Asian Markets Mixed Before Key EU Summit
Asian markets were mixed on Thursday with a positive lead from Wall Street offset by low expectations of a breakthrough at a key EU summit to resolve the spiraling eurozone debt crisis.
The euro was little changed as investors waited anxiously to see if European Union leaders gathering for a two-day meeting starting later would offer any major support to the ailing single currency.
Tokyo stocks were 0.91 percent higher by noon, while Sydney edged up 0.23 percent. But Hong Kong was flat, Seoul was down 0.27 percent, and Shanghai slipped 0.41 percent.
All eyes are on Brussels, but investors fear that divisions may scupper efforts to bring the euro back from the brink.
German Chancellor Angela Merkel flew to Paris late Wednesday for talks with French President Francois Hollande in an 11th-hour bid to bridge the gap between Europe’s two biggest economies over how to solve the crisis.
Adding to the pessimism surrounding the summit, she warned lawmakers in Berlin that there were “no quick, no easy” solutions, and no “magic formula” to end the problems in the 17-nation currency bloc.
The debt crisis has now forced five countries — Cyprus, Spain, Greece, Portugal and Ireland — to request aid.
“Frankly, there is a dearth of trading incentives, as all eyes now shift to the EU summit,” said Kenichi Hirano, operating officer at Tachibana Securities.
A bright spot amid the eurozone gloom was news that shares in Malaysia palm oil giant Felda Global jumped 18.46 percent on its stock market debut, in the world’s second-largest IPO this year after Facebook.
Felda Global opened at 5.39 ringgit ($1.69) on the Bursa Malaysia, well up from the institutional price of 4.55 ringgit in the flotation, which raised $3.12 billion.

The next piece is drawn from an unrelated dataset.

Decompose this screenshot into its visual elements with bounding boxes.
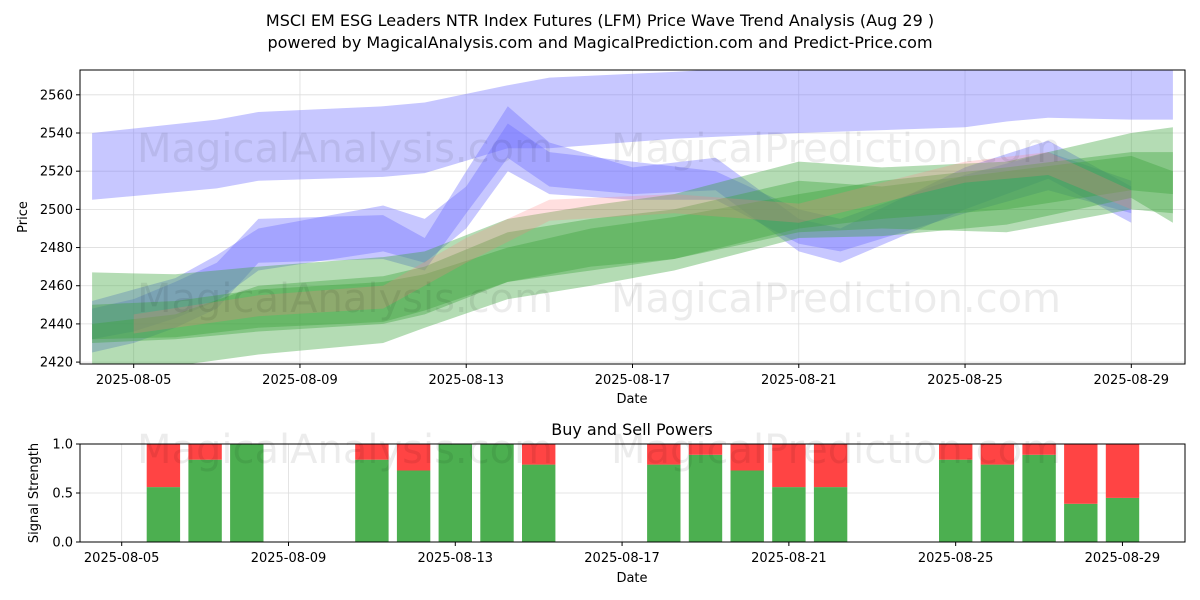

Positive data from the United States also gave markets some relief, with a pending home sales report that returned to March’s two-year high in May and a solid increase in durable goods orders.
At the close of trade Wednesday, the Dow Jones Industrial Average was up 92.34 points (0.74 percent) at 12,627.01.
The S&P 500 index advanced 11.86 (0.90 percent) to 1,331.85, while the tech-rich Nasdaq rose 21.26 (0.74 percent) to 2,875.32.
In Sydney, News Corp. stock jumped 3.37 percent Thursday on a Wall Street Journal report that Rupert Murdoch company’s board had agreed in principle to separate its entertainment division from struggling publishing businesses.
The rise brought the shares’ rally to eight percent since news of the split emerged earlier this week.
New York’s main oil contract, light sweet crude for August delivery, was 39 cents higher at $80.60 a barrel and Brent North Sea crude for August delivery advanced 23 cents to $93.73.
The common currency bought $1.2491 and 99.20 yen in Tokyo trade, from $1.2467 and 99.38 yen in New York late Wednesday. The dollar was weaker at 79.44 yen from 79.71 yen.
Gold was at $1,575.70 an ounce at 0240 GMT, compared with $1,566.96 an ounce late Wednesday.